The influence of Roman culture on the city of Zurich can be viewed at Thermengasse. Roman thermal baths dating back to the 3rd century AD (they actually date way back to the 1st century, but were subsequently remodeled) were discovered here in 1983, and have since been excavated so the public can marvel at their uniquely artistic designs and structure. They can be viewed around the clock, but only through a protective iron grating.
The Kunsthaus Zurich is among the most prominent fine arts museums in the city and is renowned for their 19th and 20th-century collection. It includes pieces by Chagall, Mondrian, Munch and other masters. Those who favor Impressionist artists will be delighted to find two of Monet's best waterlily paintings here. Modern art is not forgotten, with works by Beuys, Baselitz and Bacon flying the flag. In the entrance you will find an elaborately-stocked art bookshop. Refresh yourself at the cafe-bar or restaurant.
The Helmaus museum, just like the city of Zurich is a beautiful building with spectacular architecture. The cloister in the ground floor of this building was previously used as a courtroom and a covered market. In the recent past this has turned into a contemporary art gallery that mainly features Swiss artists. There are also interactive discussions with the artists themselves in the evening, which gives you a deeper insight into their work.

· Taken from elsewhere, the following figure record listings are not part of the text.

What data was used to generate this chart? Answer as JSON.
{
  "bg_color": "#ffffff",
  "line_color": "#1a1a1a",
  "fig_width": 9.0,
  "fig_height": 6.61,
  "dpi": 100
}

The Beyer Clock and Watch Museum is a one of its kind museum and houses an extensive collection of timepieces. Horologists will marvel at the exhibition which showcases over 250 chronological instruments that date back from 1400 BC all the way to modern quartz clocks that are accurate upto a millionth of a second. The instruments are meticulously arranged according to chronology, so the collection begins from shadow sticks, sundials, oil clocks and tails off with navigational chronometers. There is a lot you can learn about man’s complex relationship with time here.